March Madness may be the best cap to a season that any sport features. Despite what has gone on for the last six months, when the brackets are released, pitting the best of every conference in college basketball against one another, it seems that nearly everybody has a chance. The push to find the Cinderella, the underdog small school team that can pull the big upset, is one of the best stories in all of sports. That Cinderella aspect is not only limited to college basketball courts however.
Across the nation, there are millions of underdogs that are working to make a life out of the game of basketball, but struggle to grasp the academics needed both make it in the game, and more importantly, in life. On the South side of Chicago, a team of hardworking individuals has made it their mission to embrace the very essence of “college” and “basketball”, and is redefining the means to the end both on and off the court.
The Swish Dreams program is taking a unique approach to academic preparation, by taking basketball and turning it from only a cultural interest, and morphing it into an academic one as well. Through the statistics, geography and structure of the NBA, this program is teaching not just the strategy of the game, but the math, reading, geography and even business management that surrounds it. Started in 2006 by Joshua Mercer, who after returning to his hometown of Chicago after college, saw a clear need for the youth of the area to have an outlet to see beyond the often-difficult surroundings they were growing up in. Heavily influenced by the game of basketball his entire life, and having the gift of vision that a Business degree from Howard, and later a Master’s degree in Education from National-Louis University provides, he sought to start a program where he could spread the needed tools to succeed and overcome the rough environment of inner city Chicago, via one of the great influences and passions of the city: basketball. It was from this vision that Swish Dreams was born.
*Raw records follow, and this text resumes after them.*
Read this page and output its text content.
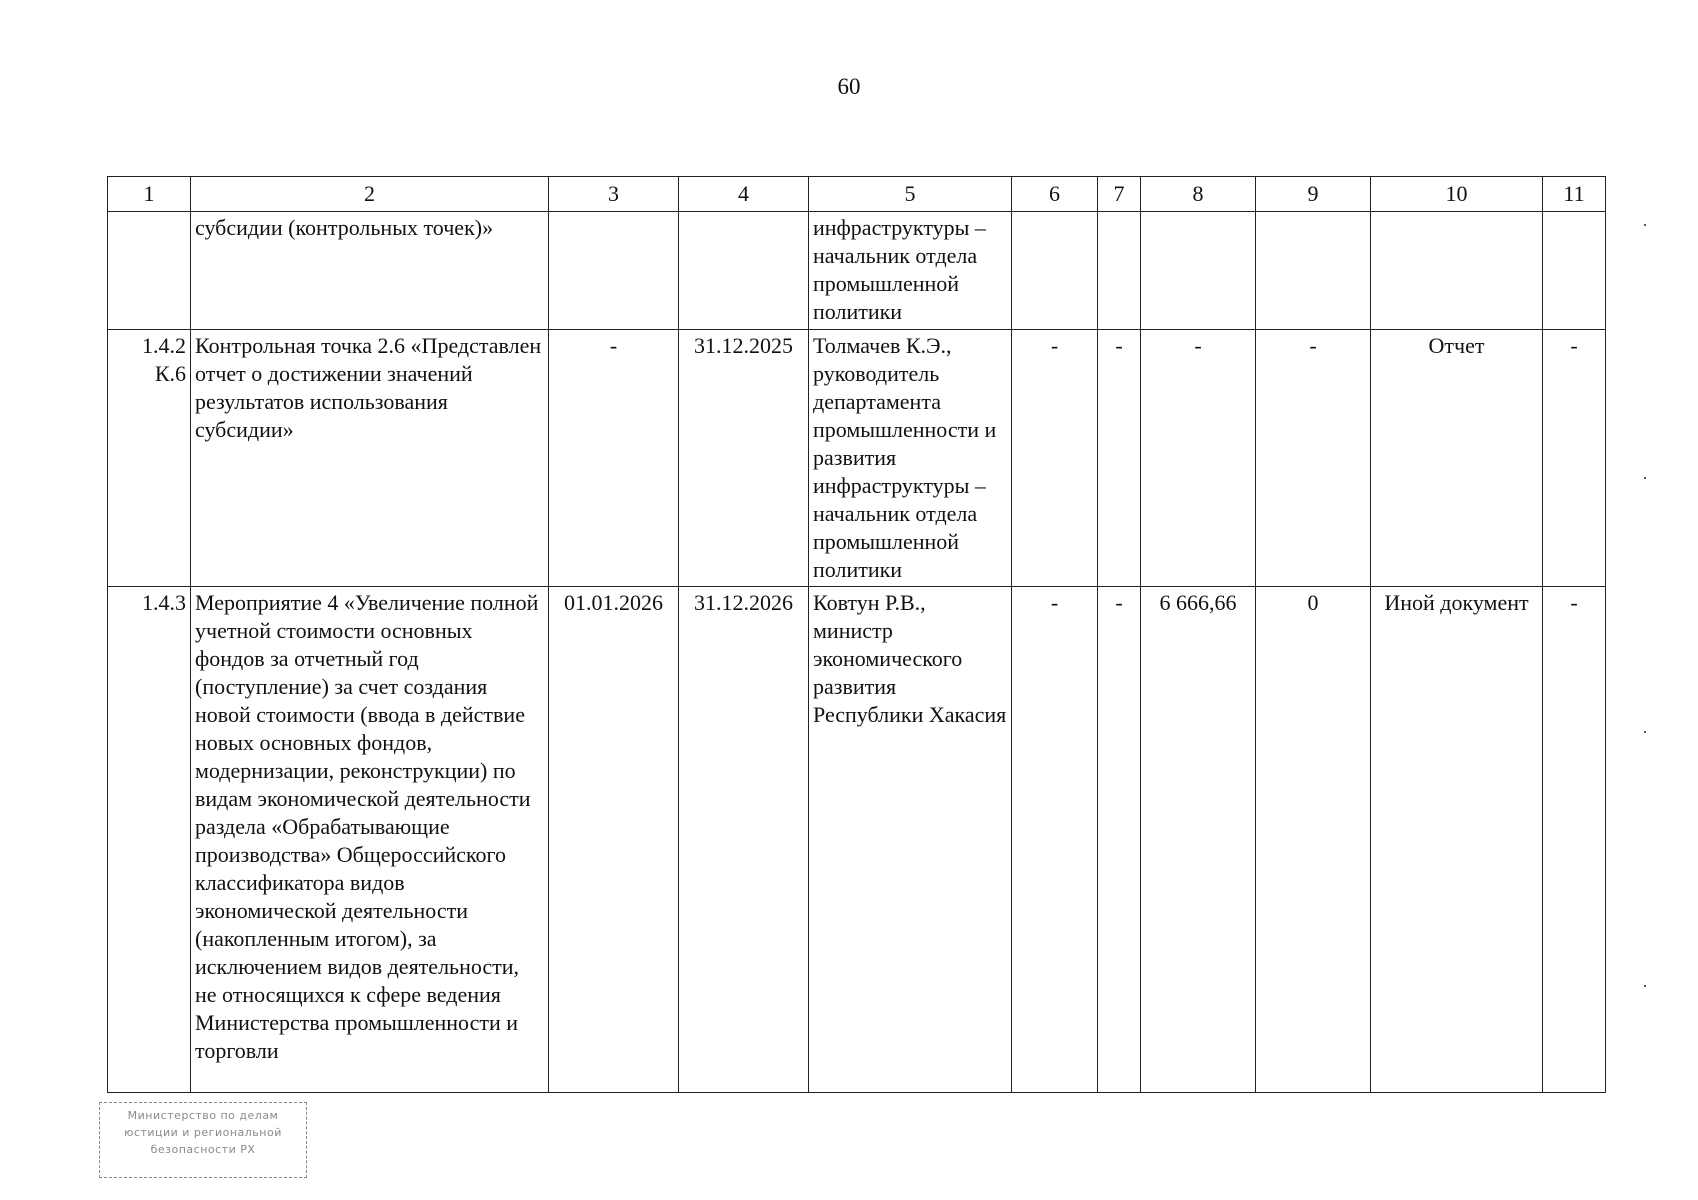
60
1	2	3	4	5	6	7	8	9	10	11
	субсидии (контрольных точек)»			инфраструктуры – начальник отдела промышленной политики						
1.4.2 К.6	Контрольная точка 2.6 «Представлен отчет о достижении значений результатов использования субсидии»	-	31.12.2025	Толмачев К.Э., руководитель департамента промышленности и развития инфраструктуры – начальник отдела промышленной политики	-	-	-	-	Отчет	-
1.4.3	Мероприятие 4 «Увеличение полной учетной стоимости основных фондов за отчетный год (поступление) за счет создания новой стоимости (ввода в действие новых основных фондов, модернизации, реконструкции) по видам экономической деятельности раздела «Обрабатывающие производства» Общероссийского классификатора видов экономической деятельности (накопленным итогом), за исключением видов деятельности, не относящихся к сфере ведения Министерства промышленности и торговли	01.01.2026	31.12.2026	Ковтун Р.В., министр экономического развития Республики Хакасия	-	-	6 666,66	0	Иной документ	-
Министерство по делам
юстиции и региональной
безопасности РХ
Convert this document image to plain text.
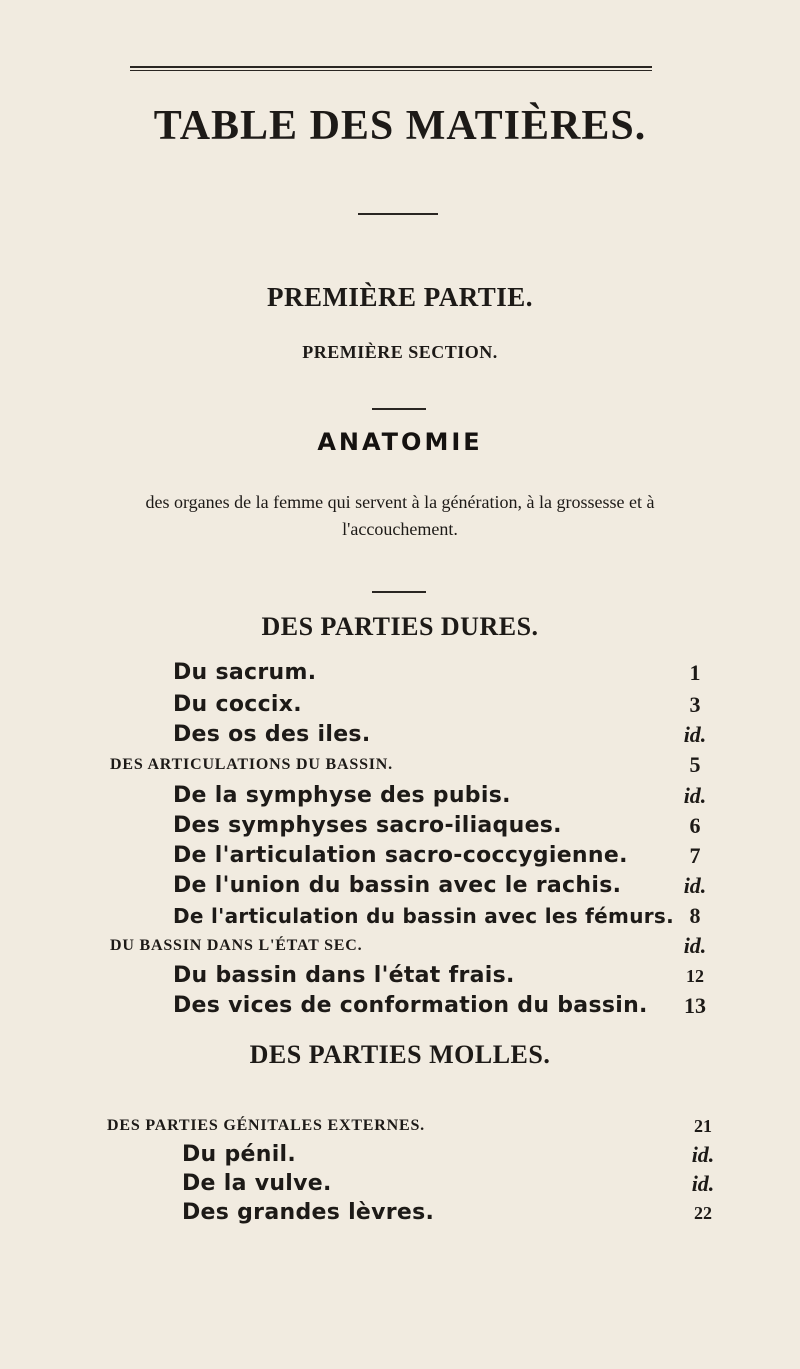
TABLE DES MATIÈRES.
PREMIÈRE PARTIE.
PREMIÈRE SECTION.
ANATOMIE
des organes de la femme qui servent à la génération, à la grossesse et à
l'accouchement.
DES PARTIES DURES.
Du sacrum.	1
Du coccix.	3
Des os des iles.	id.
DES ARTICULATIONS DU BASSIN.	5
De la symphyse des pubis.	id.
Des symphyses sacro-iliaques.	6
De l'articulation sacro-coccygienne.	7
De l'union du bassin avec le rachis.	id.
De l'articulation du bassin avec les fémurs. 8
DU BASSIN DANS L'ÉTAT SEC.	id.
Du bassin dans l'état frais.	12
Des vices de conformation du bassin.	13
DES PARTIES MOLLES.
DES PARTIES GÉNITALES EXTERNES.	21
Du pénil.	id.
De la vulve.	id.
Des grandes lèvres.	22
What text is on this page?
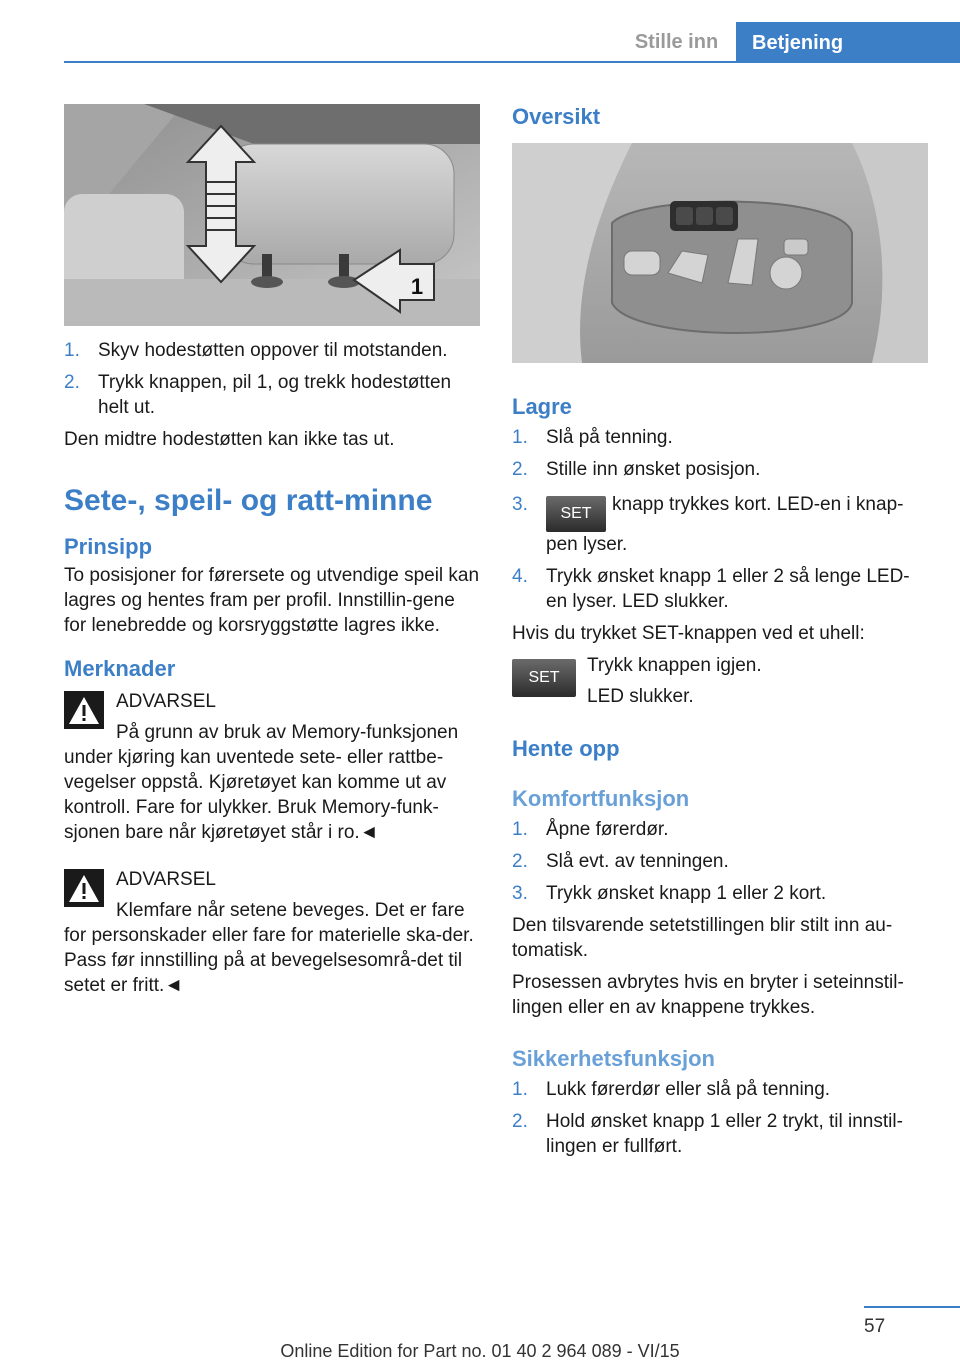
Stille inn	Betjening
1
1. Skyv hodestøtten oppover til motstanden.
2. Trykk knappen, pil 1, og trekk hodestøtten helt ut.

Den midtre hodestøtten kan ikke tas ut.

Sete-, speil- og ratt-minne
Prinsipp

To posisjoner for førersete og utvendige speil kan lagres og hentes fram per profil. Innstillin-gene for lenebredde og korsryggstøtte lagres ikke.

Merknader

ADVARSEL

På grunn av bruk av Memory-funksjonen under kjøring kan uventede sete- eller rattbe-vegelser oppstå. Kjøretøyet kan komme ut av kontroll. Fare for ulykker. Bruk Memory-funk-sjonen bare når kjøretøyet står i ro.◄

ADVARSEL

Klemfare når setene beveges. Det er fare for personskader eller fare for materielle ska-der. Pass før innstilling på at bevegelsesområ-det til setet er fritt.◄

Oversikt
Lagre
1. Slå på tenning.
2. Stille inn ønsket posisjon.
3. SET knapp trykkes kort. LED-en i knap-pen lyser.
4. Trykk ønsket knapp 1 eller 2 så lenge LED-en lyser. LED slukker.

Hvis du trykket SET-knappen ved et uhell:

SET

Trykk knappen igjen.

LED slukker.

Hente opp
Komfortfunksjon
1. Åpne førerdør.
2. Slå evt. av tenningen.
3. Trykk ønsket knapp 1 eller 2 kort.

Den tilsvarende setetstillingen blir stilt inn au-tomatisk.

Prosessen avbrytes hvis en bryter i seteinnstil-lingen eller en av knappene trykkes.

Sikkerhetsfunksjon
1. Lukk førerdør eller slå på tenning.
2. Hold ønsket knapp 1 eller 2 trykt, til innstil-lingen er fullført.
57
Online Edition for Part no. 01 40 2 964 089 - VI/15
Initially funded through Mercer’s own resources and money he collected from opening up the gym of the school he was working at to his friends on the weekends (at the price of $3 per day), his vision began to take shape. Also required of those who attended the gym was to contribute their time towards mentoring and tutoring the kids that were beginning to make up the Swish Dreams program, who got to run games on the court early Saturday morning before the pay-to-play games started up. This original model has continued to grow and thrive, as the program has grown in support, outreach and capacity. Now Swish Dreams has a strong core of directors that contribute to growth of both the in-class and basketball IQ of those who take part in the program.
“The problem with education is there is one standard, and everyone can’t learn that way”, says Mercer. “We use basketball to get the fundamentals of school out in a new way the kids can relate to.” Although it is a year around mentoring program, Swish Dreams took its impact to the next level in July 2010, by hosting an intensive summer camp, where the participants not only got continued educational support and in-depth instruction in the game itself, but had both elements combined into an inclusive experience in school and the sport. The summer camp league is constructed from the ground up and supervised by a team of volunteers, however it is run by the kids themselves. The camp’s league program includes an NBA-style training camp & draft, league play & playoffs, team management and fitness training. Through these processes, the participants’ personal and educational skills are honed and continually put to the test, with interviews to increase communications skills, mathematics development through in-game statistics accounting and learning about health and the human body via what puts it in the best shape to perform on the court.
Much like the stats that kids learn to compile for themselves, the proof of the impact in the program’s approach is in the numbers and results of the participants off the court. “There was a 27% increase in overall math scores and 3% improvement in reading scores by the end of the camp across the board”, reported Executive Vice-President Jason Campbell. However, for as ambitious and proven as the program is, it needs more help to expand its reach. Many kids were able to receive partial sponsorships to participate in the program last summer (with a writing a personal statement essay to be scholarship eligible being a requirement), however the program needs more help to expand its reach, not only to those already in its fold, but to further expand throughout the entire city. Mercer states that around $400 can sponsor one camper throughout the entire program, but that any contribution can go towards empowering Swish Dreams to do more.
The best testament to what is being done here is from the kids being impacted by the program. “Swish Dreams thought me through basketball that I don’t have to be just a basketball player”, said 2010 camp participant Aaron Ashraf. He also made it clear that playing in a competitive league was great fun, as was keeping a written journal of quotes from famous basketball players and discussing them, which helped his reading efforts. He later received the camp’s reading award for his literary progress. Aaron also made it clear, with no hesitation, that Chicago Bulls star (a native Chicagoan) Derrick Rose is his favorite player.
Swish Dreams is making it possible that not only can there be more Derrick Rose’s that rise up from the city, but that there will also be more men that use basketball to reach higher levels in life overall, whether they continue to play the game, or take the lessons of it along with them in high school, college and back into their community (and the program) as well. Through Mercer’s vision, and a little help from his friends, he is assigning a brand new spin on what being a student-athlete truly means.